By the numbers: High school dropouts

By Donna Krache, CNN

(CNN) The numbers, the costs, the effects are astounding.
According to the College Board, 857 students drop out of high school every hour of every school day.
    But that’s only one statistic.  Here are some other numbers that drive home the impact of the high school dropout problem in the U.S.
    Dropout rates
    About 1 in 4 high school students does not graduate from high school with his or her class.
    Nearly 4 in 10 minority students do not graduate with their class.
    Employment
    Among adults over 25 without a high school diploma in 2011: 14.1% unemployment rate
    With a high school diploma: 9.4% unemployment rate
    Earnings
    Median earnings for full time workers age 25 and older who did not have a high school diploma in 2008: $24,300
    With a high school diploma: $33, 800
    Economic Impact
    What if half of the 1.3 million dropouts from  the Class of 2010 had graduated from high school?

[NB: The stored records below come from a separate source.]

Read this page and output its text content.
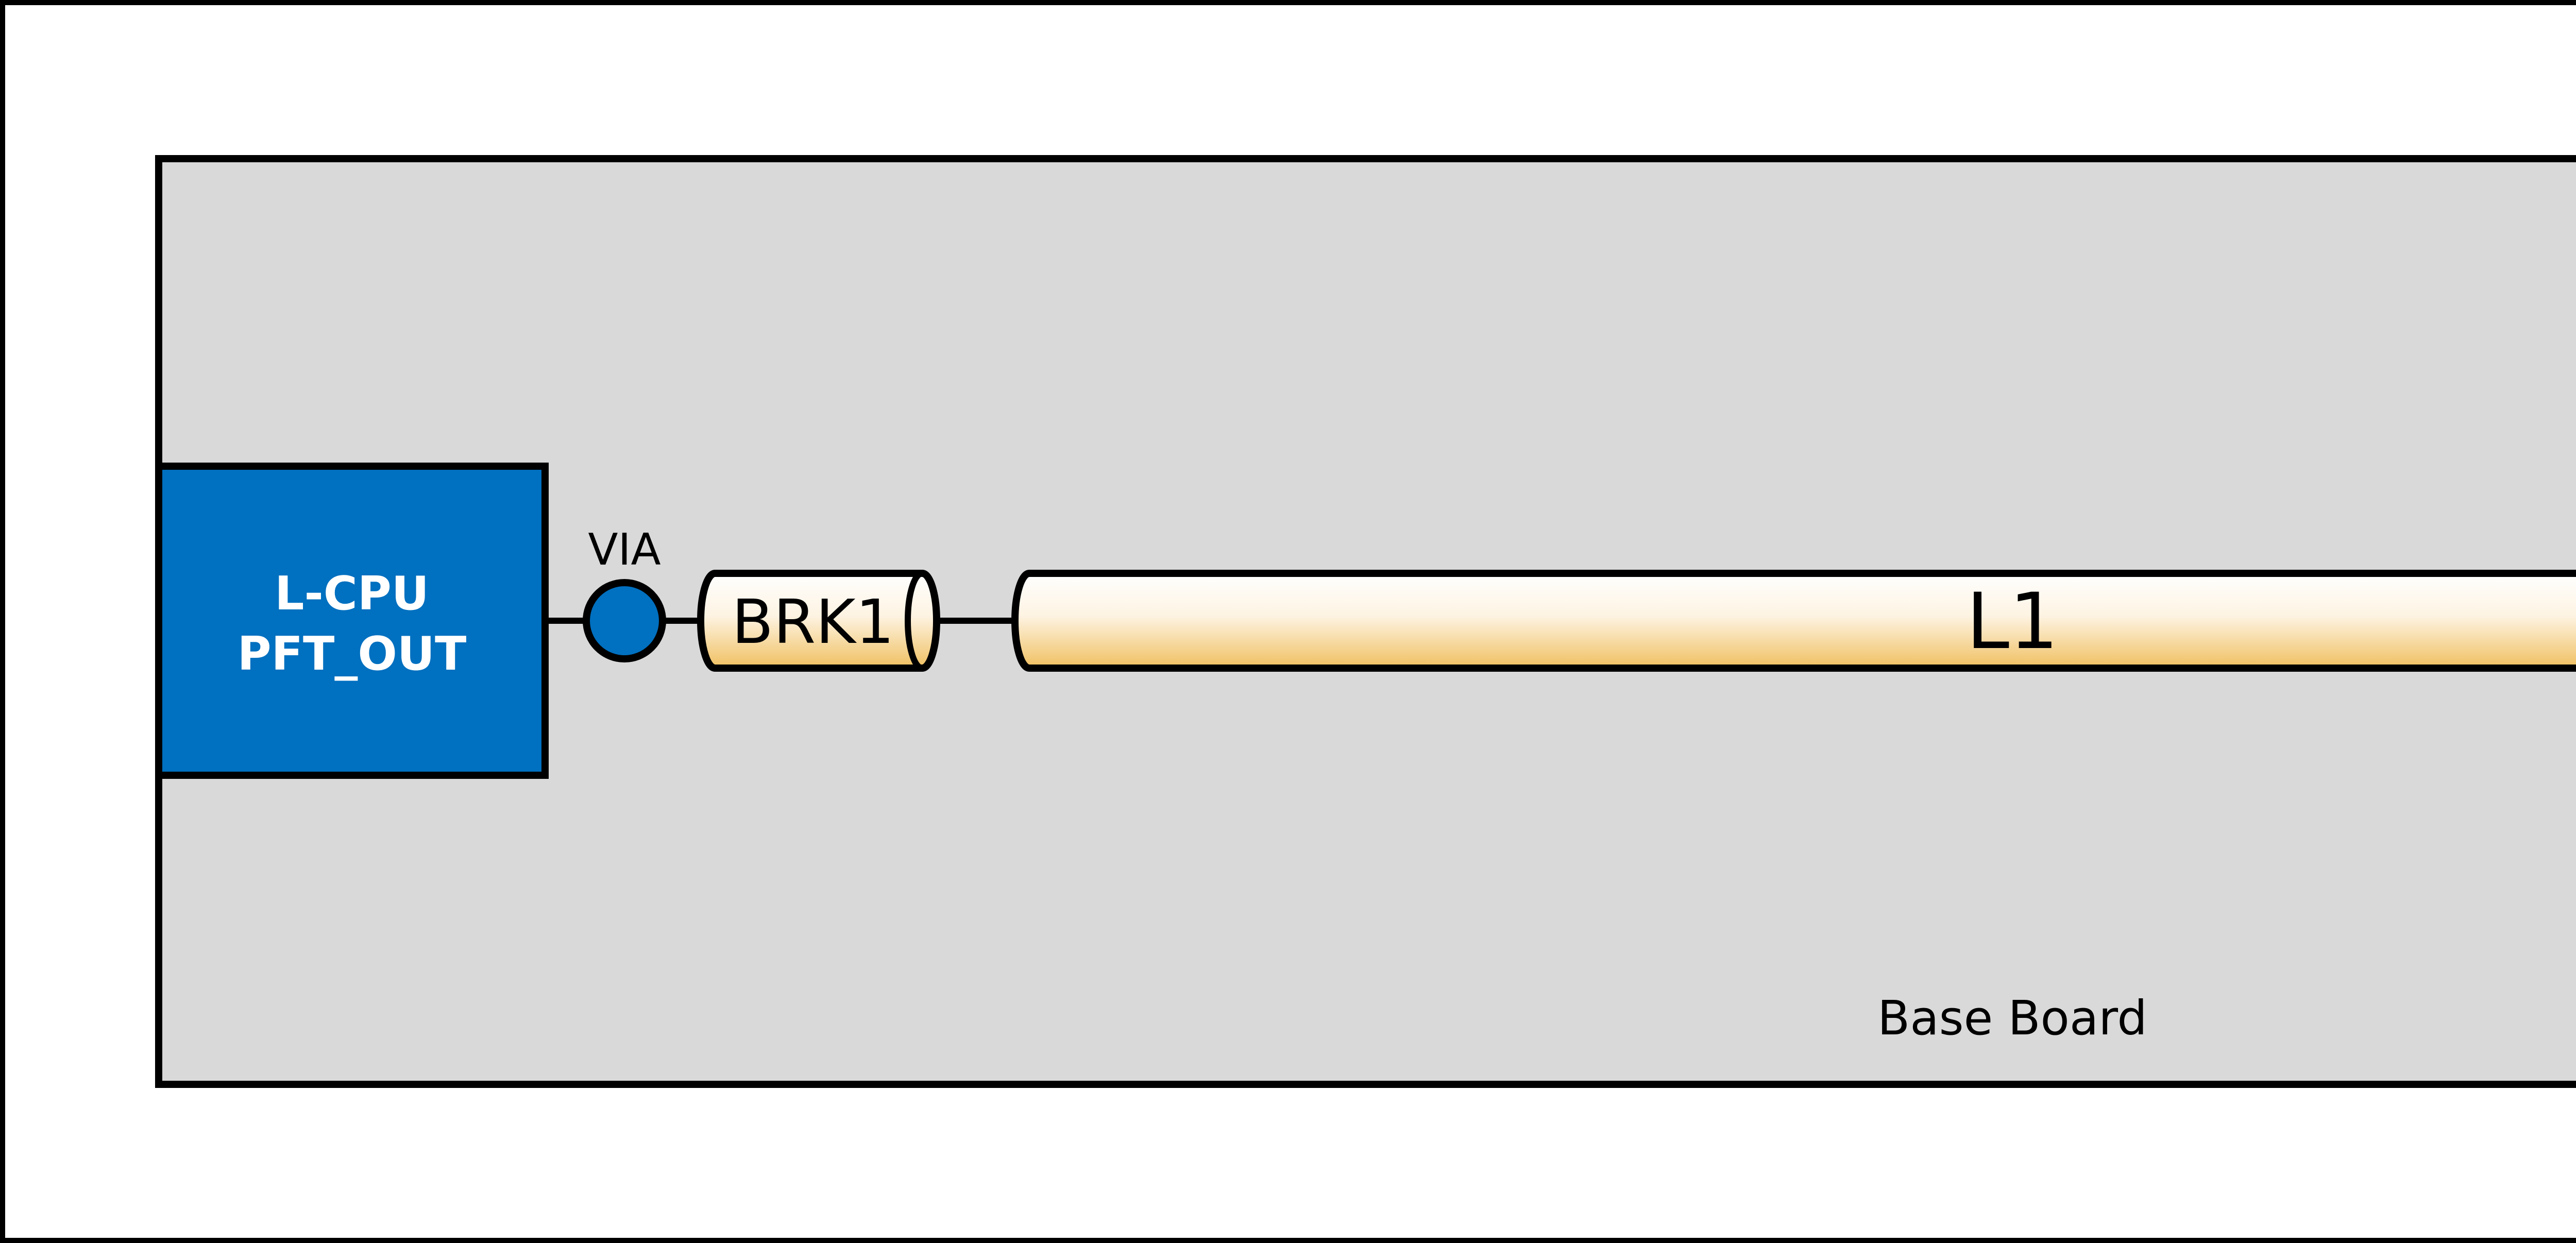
Base Board
L-CPU
PFT_OUT
VIA
BRK1	L1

    $5.3 billion in increased earnings
    $4.2 billion in increased spending
    $6.7 billion in increased Gross National Product (GDP)

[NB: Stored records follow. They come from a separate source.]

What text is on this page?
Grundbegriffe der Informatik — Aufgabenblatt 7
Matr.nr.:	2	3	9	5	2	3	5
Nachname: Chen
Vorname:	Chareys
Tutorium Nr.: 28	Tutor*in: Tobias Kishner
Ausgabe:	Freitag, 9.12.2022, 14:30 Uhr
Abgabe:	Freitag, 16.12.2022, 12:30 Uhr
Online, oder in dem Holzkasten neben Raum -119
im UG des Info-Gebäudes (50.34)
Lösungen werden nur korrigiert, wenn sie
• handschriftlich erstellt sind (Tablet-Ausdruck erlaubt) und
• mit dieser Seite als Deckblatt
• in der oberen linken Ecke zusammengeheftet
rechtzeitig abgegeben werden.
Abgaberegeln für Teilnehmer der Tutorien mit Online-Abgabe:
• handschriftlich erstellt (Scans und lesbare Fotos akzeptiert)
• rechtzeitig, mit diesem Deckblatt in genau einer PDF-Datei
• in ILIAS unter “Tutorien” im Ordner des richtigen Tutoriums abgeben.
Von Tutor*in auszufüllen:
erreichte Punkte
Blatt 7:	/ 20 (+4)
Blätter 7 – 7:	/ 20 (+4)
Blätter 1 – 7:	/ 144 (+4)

    $499 million in increased state tax revenue
    Taxes and government spending
    Turning just one student from dropout to graduate =  more than $200,000 in higher tax revenues and lower government expenditures over his or her lifetime.
    Graduating half of one class of dropouts =  taxpayer savings of $45 billion in that year.
    Poverty and crime
    Dropouts make up nearly half the heads of households on welfare.
    High school dropouts commit about 75 percent of crimes in the U.S.
    Why they drop out
    Nearly half of students who drop out do it because they say their classes “aren’t interesting.”
    43% say they quit because they had too many absences and felt they couldn’t catch up.
    38% say they had “too much freedom and not enough rules.”
    35% quit because they were failing.
      How to fix the problem?
      81% of students who dropped out said they would like to see schools offer “real world” learning opportunities.